Thursday, August 20, 2015

A book review of Fresh Courage Take

fresh courage take
Why should we mourn or think our lot is hard?
'Tis not so; all is right.
Why should we think to earn a great reward
If we now shun the fight?
Gird up your loins; fresh courage take.
Our God will never us forsake;
And soon we'll have this tale to tell--
All is well! All is well!
What this is
This is my book review of Fresh Courage Take, edited by Jamie Zvirzdin.

Bottom Line
I'm going to buy 10-15 copies to give away as Christmas presents (depending on the price points for bulk purchases) and one for myself as my review copy suffered from airplane movement as I underlined and marked sections.

Longer Review
Twelve authors write about their lives, the false gods they have worshiped and what the Gospel does or can mean to them as women from a wide spectrum of positions, life experiences, and places in the Church.  Much of it is finding reasons for hope and courage for those who do not feel like they fit the mold or do not belong or that parts of the Church do not belong to them.

There is wide variety and the editor does not fear to let contributors take vastly different positions from her own.

Which is only fair, since the book is about freedom to stop mimicking who women feel constrained to be and is an exploration of who they want to be, to find God's purpose for each individual.
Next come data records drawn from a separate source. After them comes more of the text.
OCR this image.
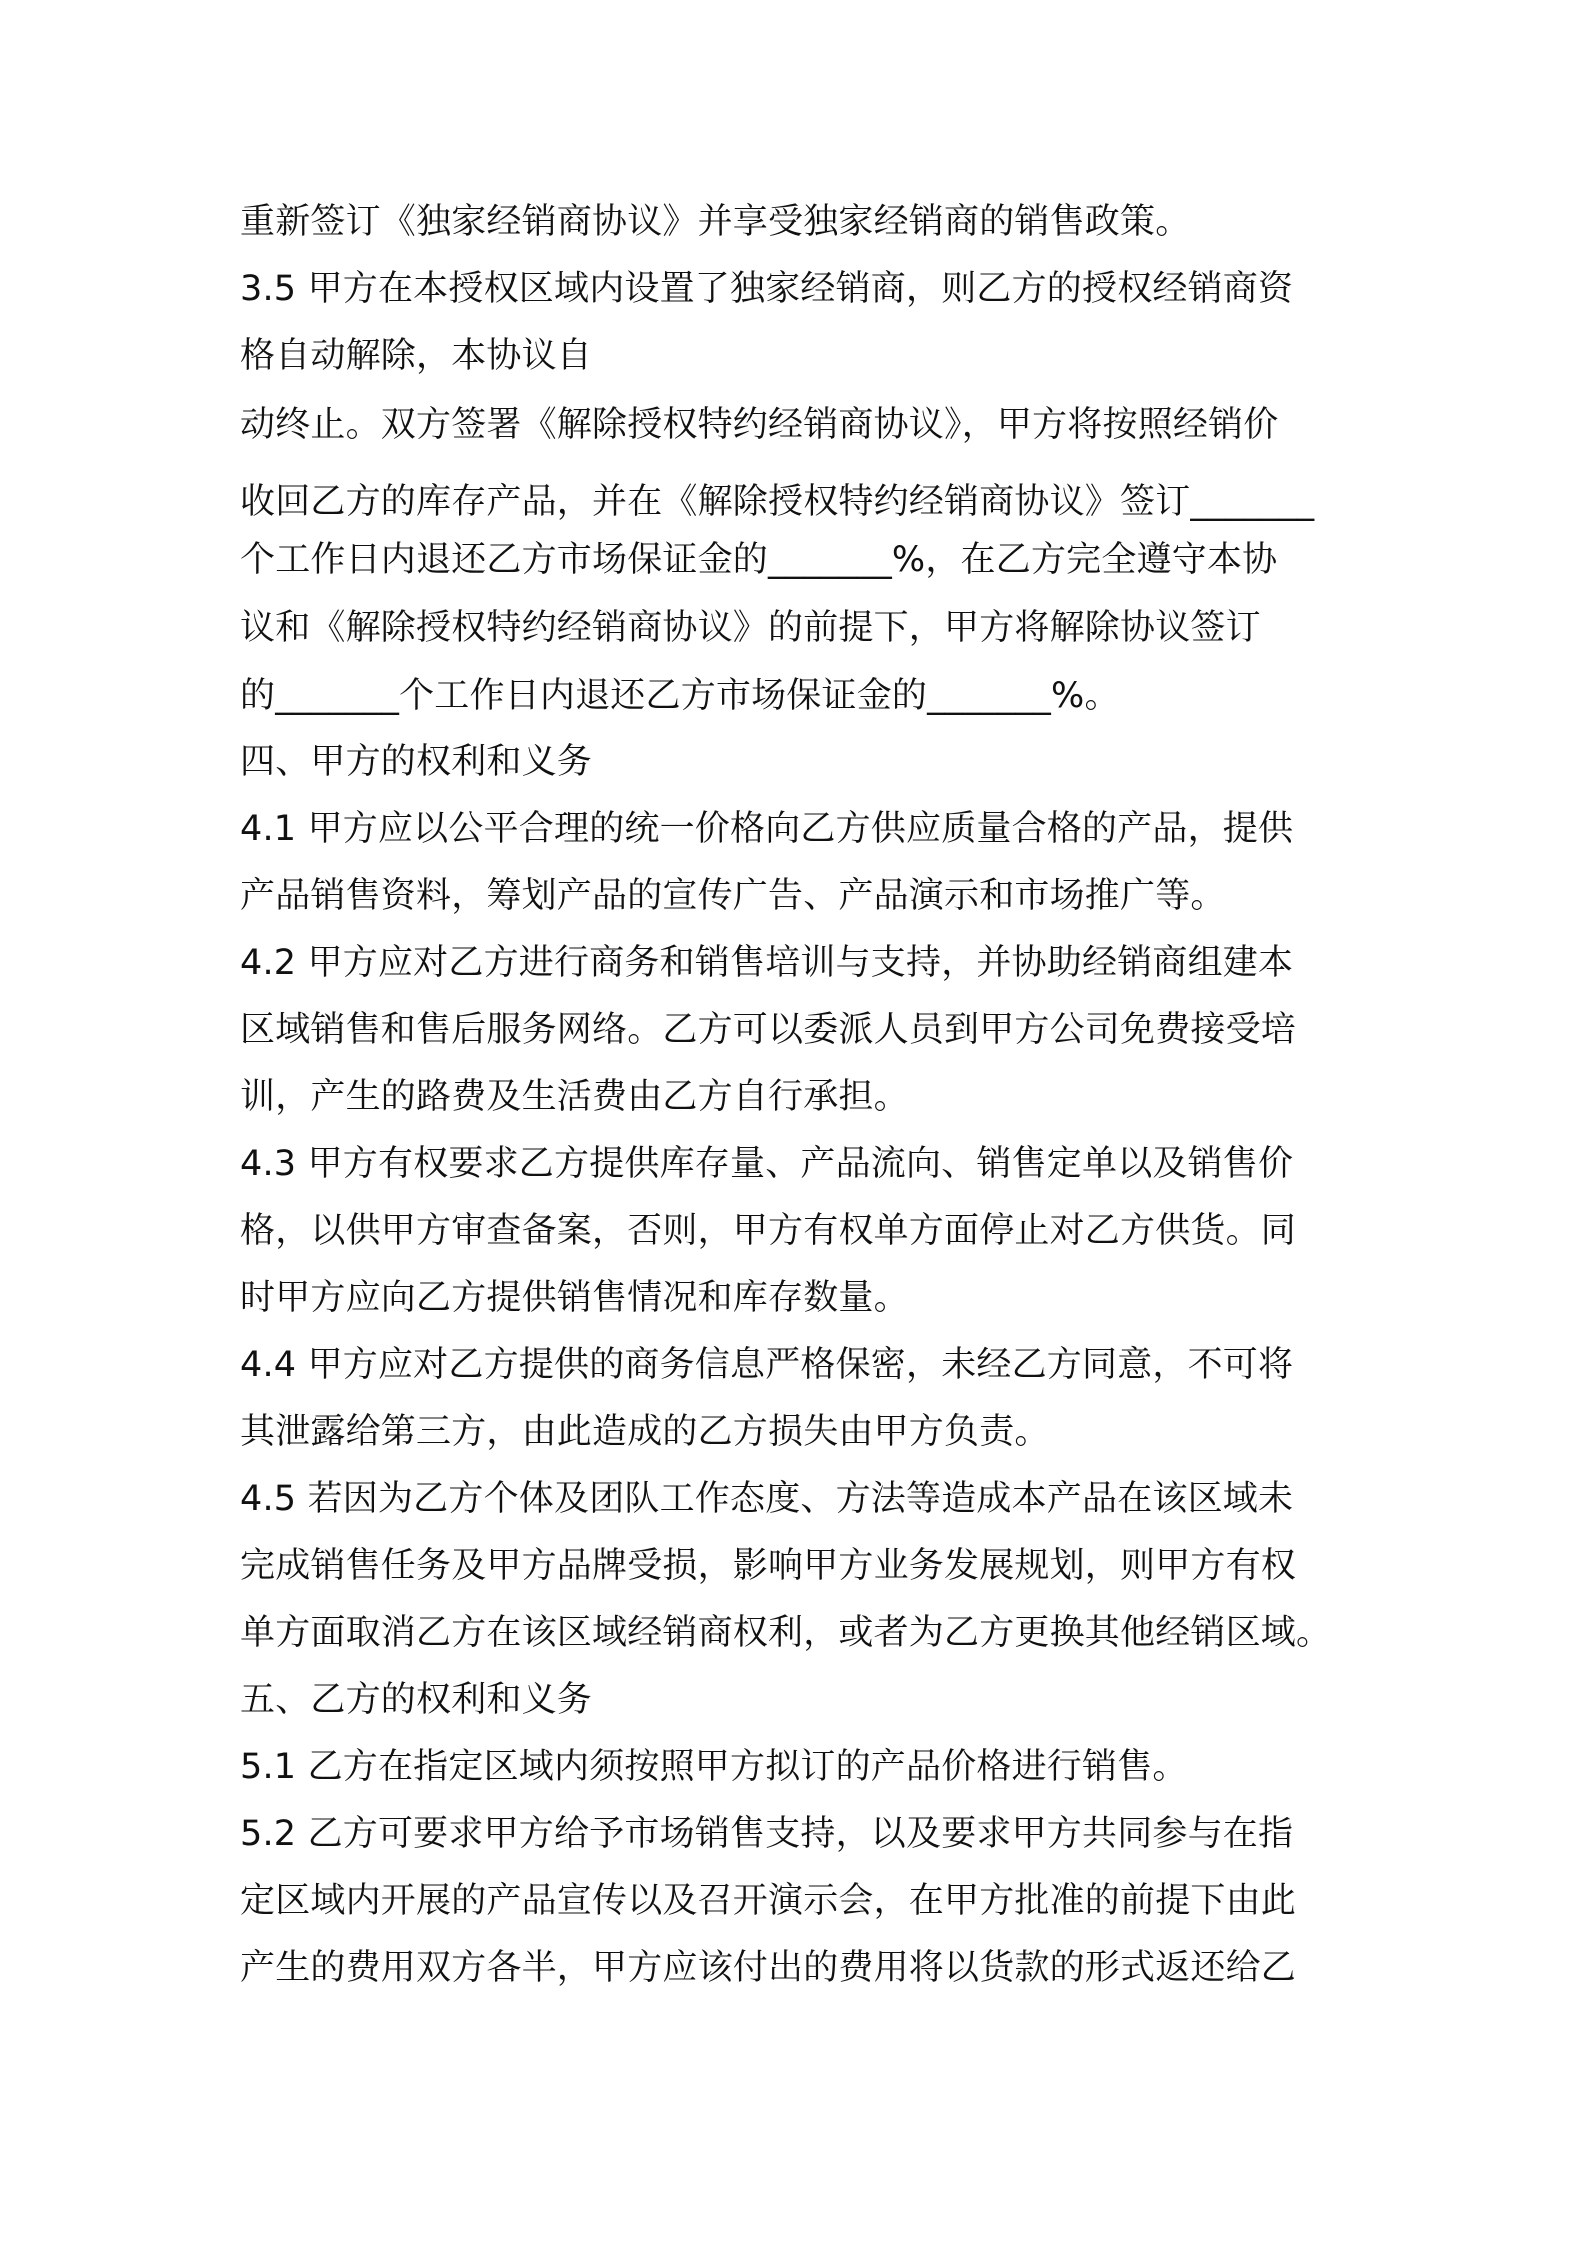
重新签订《独家经销商协议》并享受独家经销商的销售政策。
3.5 甲方在本授权区域内设置了独家经销商，则乙方的授权经销商资
格自动解除，本协议自
动终止。双方签署《解除授权特约经销商协议》，甲方将按照经销价
收回乙方的库存产品，并在《解除授权特约经销商协议》签订_______
个工作日内退还乙方市场保证金的_______%，在乙方完全遵守本协
议和《解除授权特约经销商协议》的前提下，甲方将解除协议签订
的_______个工作日内退还乙方市场保证金的_______%。
四、甲方的权利和义务
4.1 甲方应以公平合理的统一价格向乙方供应质量合格的产品，提供
产品销售资料，筹划产品的宣传广告、产品演示和市场推广等。
4.2 甲方应对乙方进行商务和销售培训与支持，并协助经销商组建本
区域销售和售后服务网络。乙方可以委派人员到甲方公司免费接受培
训，产生的路费及生活费由乙方自行承担。
4.3 甲方有权要求乙方提供库存量、产品流向、销售定单以及销售价
格，以供甲方审查备案，否则，甲方有权单方面停止对乙方供货。同
时甲方应向乙方提供销售情况和库存数量。
4.4 甲方应对乙方提供的商务信息严格保密，未经乙方同意，不可将
其泄露给第三方，由此造成的乙方损失由甲方负责。
4.5 若因为乙方个体及团队工作态度、方法等造成本产品在该区域未
完成销售任务及甲方品牌受损，影响甲方业务发展规划，则甲方有权
单方面取消乙方在该区域经销商权利，或者为乙方更换其他经销区域。
五、乙方的权利和义务
5.1 乙方在指定区域内须按照甲方拟订的产品价格进行销售。
5.2 乙方可要求甲方给予市场销售支持，以及要求甲方共同参与在指
定区域内开展的产品宣传以及召开演示会，在甲方批准的前提下由此
产生的费用双方各半，甲方应该付出的费用将以货款的形式返还给乙
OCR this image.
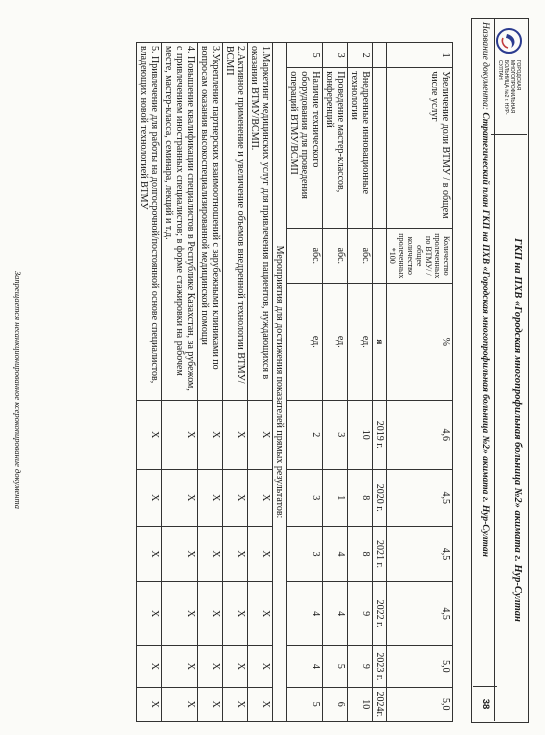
ГОРОДСКАЯ МНОГОПРОФИЛЬНАЯ БОЛЬНИЦА №2 г. НУР-СУЛТАН
ГКП на ПХВ «Городская многопрофильная больница №2» акимата г. Нур-Султан
Название документа: Стратегический план ГКП на ПХВ «Городская многопрофильная больница №2» акимата г. Нур-Султан
38
1	Увеличение доли ВТМУ / в общем числе услуг	Количество пролеченных по ВТМУ/ /общее количество пролеченных *100	%	4,6	4,5	4,5	4,5	5,0	5,0
			я	2019 г.	2020 г.	2021 г.	2022 г.	2023 г.	2024г.
2	Внедренные инновационные технологии	абс.	ед.	10	8	8	9	9	10
3	Проведение мастер-классов, конференций	абс.	ед.	3	1	4	4	5	6
5	Наличие технического оборудования для проведения операций ВТМУ/ВСМП	абс.	ед.	2	3	3	4	4	5
Мероприятия для достижения показателей прямых результатов:									
1.Маркетинг медицинских услуг для привлечения пациентов, нуждающихся в оказании ВТМУ/ВСМП.				X	X	X	X	X	X
2.Активное применение и увеличение объемов внедренной технологии ВТМУ/ВСМП				X	X	X	X	X	X
3.Укрепление партнерских взаимоотношений с зарубежными клиниками по вопросам оказания высокоспециализированной медицинской помощи				X	X	X	X	X	X
4. Повышение квалификации специалистов в Республике Казахстан, за рубежом, с привлечением иностранных специалистов; в форме стажировки на рабочем месте, мастер-класса, семинара, лекций и т.д.				X	X	X	X	X	X
5. Привлечение для работы на долгосрочной/постоянной основе специалистов, владеющих новой технологией ВТМУ				X	X	X	X	X	X
Запрещается несанкционированное ксерокопирование документа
Vaguely feminist (feminist in the sense that it promotes egalitarianism and the value of each individual) it is about taking courage to define yourself as God sees you, with love and compassion and a realization that you are valuable and that God gave you gifts to use and to delight in, not to hide under a bushel while you try to worship a false god(dess) of cultural norms rooted in the 1950s.

Example

I'm going to discuss an example from the book, since it approaches an LDS practice from dramatically different perspectives and shows how the editor and the authors (in this case, the keynote author) felt free to radically disagree with each other -- and it illustrates issues that our modern culture fails to deal with.

Both authors discuss (as a minor point) plural marriage.  One checklists every defect and harm that the practice had in the Utah territory and sees it only as a plague and a failure of grace.  The other points out that it broke cultural boundaries and resulted in married women owning property (where they were under coverature or  unable to own property in their own names any where else in the United States), voting (well before suffrage, and how the federal government took that right away), running for office (and, I should note, the first woman noted beat her husband in the general election for the position of state senator -- so not only running, but running against her husband -- and beating him), forming educational cooperatives, and being praised as attorneys (where they were not allowed to practice law in the states), doctors, artists and shopkeepers.

This example struck me because in today's church, I do not see an acknowledgement of the down side (or why it was definitely necessary for polygamy to be ended) or the up side (because I don't think many in the modern church would encourage their daughters to become attorneys, doctors, business women or store owners -- and do not value female education to the point that they would consider educating their daughters more important than educating their sons as Brigham Young did).  Those who want a return of plural marriage want it for the factors that consist of its down side, and fail to realize that the benefits (which many outside the church now take for granted) can be easily accessed in today's culture.

Nothing stops modern members of the LDS Church from encouraging their daughters to become lawyers (other than the job market), doctors, accountants, business owners and business women.  While we somehow have embraced women in the crafts, we really have not embraced them in the arts.

But
This book offers encouragement, perspectives and an invitation to take fresh courage, embrace what God has told us, to find the truth and realize that "Our God will never us forsake."
I was very pleased to have had the chance to read the book and to review it.

Next
I will try to think of something to write for a critical review.  I just came up empty the first time around.